I also play around TestTimeOut()
code changes and found, that eval abort broken with some simple changes like
static int TestTimeOut()
{
System.Threading.Thread.Sleep(10000);
int i = 5;
return 5;
}
But in the same time abort works proper with simple code moved to separate method:
static void TestMethod()
{
int i = 5;
}
static int TestTimeOut()
{
System.Threading.Thread.Sleep(10000);
TestMethod();
return 5;
}
Hope this helps.
Thanks for the details @viewizard! Adding @hoyosjs. I believe that we have no way of aborting the native call to Sleep which is a native call into the OS, and so my guess is that we trap the return back into the method and then execute the abort when the instruction pointer re-enters the runtime (when the sleep returns). My guess is that in the scenario where there is more code after the first call to sleep, the abort prevents further execution in the method. However, when there is only one call to sleep, the func-eval "successfully" completes because there is nothing to abort. This is just a guess at this point and would need investigation to confirm.
But the point is - previously (with .NET SDK 3.1, 5.0, 6,0) all works just fine, I mean, we have same tests for all .NET SDK releases (3.1, 5.0, 6.0) with our debugger (we use same debugger binary + latest dbgshim for tests with different .NET SDK) and it fail now only for 7.0 due to abort issue. Is Sleep()
code was changed in 7.0?
I also found one more issue with abort in 7.0. In case Sleep()
is huge, for examle:
static int TestTimeOut()
{
System.Threading.Thread.Sleep(6000000);
return 5;
}
After 5 sec. of eval execution (at this point execution inside System.Threading.Thread.Sleep(6000000) code)
ICorDebugManagedCallback::EvalComplete()
callback was called only after Sleep()
is fully complited, and return with "result" = 5 (ICorDebugEval::GetResult()
is S_OK
), this probably mean abort don't work at all for this case. This is really sad.I am still worry, why Sleep(6000000)
and Sleep(10000)
works in so different way.
Works fine in 6.0.
I believe that we have no way of aborting the native call to Sleep which is a native call into the OS,
Thread.Sleep
is abortable on CoreCLR. On Windows, the abort is achieved by sending APC to the sleeping thread. On Unix, the PAL has Windows APC emulator to do the same. Relevant code: https://github.com/dotnet/runtime/blob/766d8c184693eea3b1d72f4de672e0f40d2085ea/src/coreclr/vm/threads.cpp#L4177-L4207 .

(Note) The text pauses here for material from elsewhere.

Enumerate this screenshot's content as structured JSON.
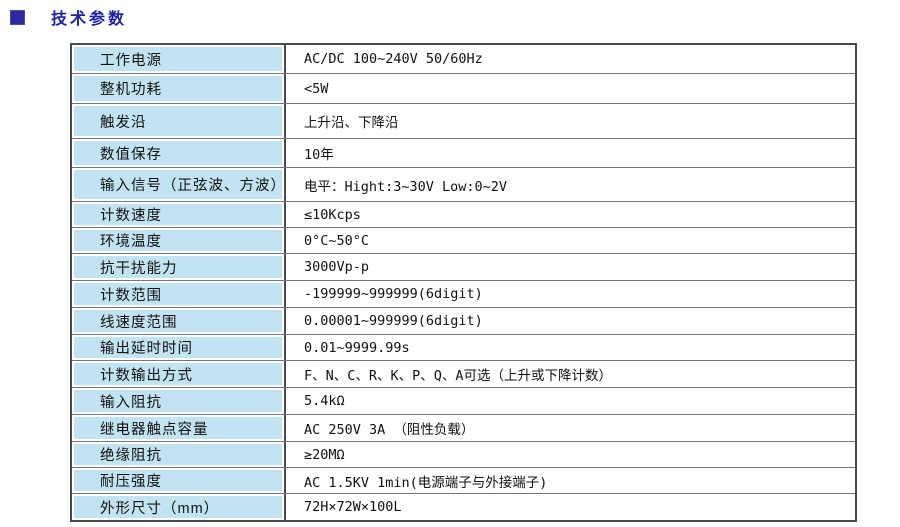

Thanks @jkotas and @viewizard!! It sounds like we should try an experiment where we add/enable APC and debugger logging to see 1) is the call to ICorDebugController::Stop
actually successful (I am curious if we are still stuck in a native call to sleep or is the process synchronized), 2) is there an APC cancellation request to ClrSleepEx, 3) if 'yes', is it actually being aborted. @viewizard would you be interested in giving that a try?
Sorry, have no time for deep CoreCLR 7.0 investigation now, must care about next netcoredbg releases in Tizen SDK (as you probably know, last Tizen use CoreCLR 6.0, we only added 7.0 to our CI for debugger testing and share results and fast analyze with you).
But, probably @gbalykov and @alpencolt have more info about our future plans.
@tommcdon we can try to run our debugger with patched runtime with enabled logging if you share such patch.
We believe this issue might be fixed by https://github.com/dotnet/runtime/pull/89781. @viewizard Would you mind testing the fix? I will be included with .NET 8 RC1, or can be tested against a build of main containing the fix.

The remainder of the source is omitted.